By April Clark Honaker

Aware of the stereotype that math is less fun than other subjects in school, Lauren Pipes deliberately chose it. She knew there would be more jobs available in a subject fewer people were brave enough or interested enough to teach.

Pipes grew up in Sacramento, California, and attended East Texas Baptist University in Marshall, Texas, where she earned a bachelor’s degree in secondary math education. After completing her student teaching and earning her degree in Marshall, Pipes took her first job mid-year at Spring High School in Houston. 

After finishing that year, Pipes moved around quite a bit because her husband worked in the oil field at the time. Along the way, she earned a master’s in educational leadership from the University of Texas in Tyler. She’s taught in Texas, Oklahoma, California and now in Louisiana, where she and her family intend to stay. 

Pipes is in her second year of teaching sixth, seventh and eighth grade math at A.E. Phillips Laboratory School and said she always wanted to be a teacher. When she was a kid, her older sisters would play school with her. They were typically the teachers, and she was the student, but those playtimes were where the seed to become a teacher was planted.

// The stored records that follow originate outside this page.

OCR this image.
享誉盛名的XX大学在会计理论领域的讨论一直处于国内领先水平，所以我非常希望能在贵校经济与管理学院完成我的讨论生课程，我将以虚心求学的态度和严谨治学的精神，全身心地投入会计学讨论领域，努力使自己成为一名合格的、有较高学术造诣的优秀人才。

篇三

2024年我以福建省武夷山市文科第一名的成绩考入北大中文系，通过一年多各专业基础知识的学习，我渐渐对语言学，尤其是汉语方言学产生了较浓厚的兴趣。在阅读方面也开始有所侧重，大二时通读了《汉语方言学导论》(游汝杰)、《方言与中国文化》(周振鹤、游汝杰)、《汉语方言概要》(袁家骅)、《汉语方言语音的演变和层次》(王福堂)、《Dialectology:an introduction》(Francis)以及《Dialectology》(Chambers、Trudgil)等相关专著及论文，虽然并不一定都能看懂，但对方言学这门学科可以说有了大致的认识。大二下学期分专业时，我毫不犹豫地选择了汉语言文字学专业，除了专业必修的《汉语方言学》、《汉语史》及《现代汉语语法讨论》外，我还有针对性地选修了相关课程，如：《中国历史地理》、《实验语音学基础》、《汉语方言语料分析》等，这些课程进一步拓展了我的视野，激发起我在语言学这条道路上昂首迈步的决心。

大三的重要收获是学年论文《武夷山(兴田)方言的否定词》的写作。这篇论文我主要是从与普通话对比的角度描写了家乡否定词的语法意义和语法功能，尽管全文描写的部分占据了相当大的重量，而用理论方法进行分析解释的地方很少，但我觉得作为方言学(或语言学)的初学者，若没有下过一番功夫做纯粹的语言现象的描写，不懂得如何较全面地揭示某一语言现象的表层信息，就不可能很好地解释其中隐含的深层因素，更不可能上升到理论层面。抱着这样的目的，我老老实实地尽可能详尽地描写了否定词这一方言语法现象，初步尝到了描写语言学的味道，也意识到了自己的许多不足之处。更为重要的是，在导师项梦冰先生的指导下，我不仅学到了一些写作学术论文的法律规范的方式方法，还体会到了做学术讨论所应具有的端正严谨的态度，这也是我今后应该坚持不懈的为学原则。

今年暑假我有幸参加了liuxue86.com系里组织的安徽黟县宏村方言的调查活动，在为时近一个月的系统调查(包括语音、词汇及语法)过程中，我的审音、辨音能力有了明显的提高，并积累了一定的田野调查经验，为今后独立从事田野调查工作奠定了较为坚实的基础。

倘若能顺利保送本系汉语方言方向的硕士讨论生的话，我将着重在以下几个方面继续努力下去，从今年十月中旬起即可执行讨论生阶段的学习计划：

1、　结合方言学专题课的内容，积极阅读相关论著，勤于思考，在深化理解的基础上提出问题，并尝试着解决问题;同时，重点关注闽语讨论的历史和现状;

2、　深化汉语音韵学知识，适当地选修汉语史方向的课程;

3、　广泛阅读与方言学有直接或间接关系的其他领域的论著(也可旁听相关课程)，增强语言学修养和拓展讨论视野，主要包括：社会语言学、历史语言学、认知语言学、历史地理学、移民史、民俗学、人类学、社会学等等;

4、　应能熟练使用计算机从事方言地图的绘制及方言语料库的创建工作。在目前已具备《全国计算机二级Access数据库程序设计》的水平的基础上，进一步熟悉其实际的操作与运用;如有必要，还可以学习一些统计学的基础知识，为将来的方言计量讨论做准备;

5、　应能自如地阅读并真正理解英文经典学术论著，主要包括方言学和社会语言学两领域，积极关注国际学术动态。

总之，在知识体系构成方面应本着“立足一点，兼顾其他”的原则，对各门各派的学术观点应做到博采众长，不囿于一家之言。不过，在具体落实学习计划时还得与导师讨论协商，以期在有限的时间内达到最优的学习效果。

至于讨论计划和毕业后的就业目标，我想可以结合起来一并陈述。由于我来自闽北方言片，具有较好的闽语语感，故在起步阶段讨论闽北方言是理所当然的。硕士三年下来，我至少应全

Pipes said her mom even has some drawings from when she was little where she drew herself as a teacher. In her years of teaching in different states, Pipes gained experience teaching both high school and middle school students, but middle school is her niche. 

“I fell in love with the middle school age,” she said. “They’re still young and moldable, but they’ve also figured out their personalities. They’re just interesting. It’s something new every day. They always keep me entertained and keep me on my toes.”

Although math can sometimes be harder to teach than other subjects, Pipes tackles the challenge by trying hard to make things relatable to her students. She wants them to understand the why behind what they’re learning.

“They’re at the age where they can appreciate it if you can explain why it will help them later,” she said. 

Pipes also takes opportunities to allow her students to learn and discover things in groups. She said they take so much more ownership of what they’re learning if they figure it out themselves, and even at this age, they are capable of taking responsibility for their learning in impressive ways. 

“When you train them to work in groups,” she said, “it’s amazing how productive they can be.”

Pipes uses group learning also to teach life skills, such as how to disagree respectfully. Getting this kind of experience now ensures that they are more comfortable working with others later in life, whether for academic projects at higher levels or in a job.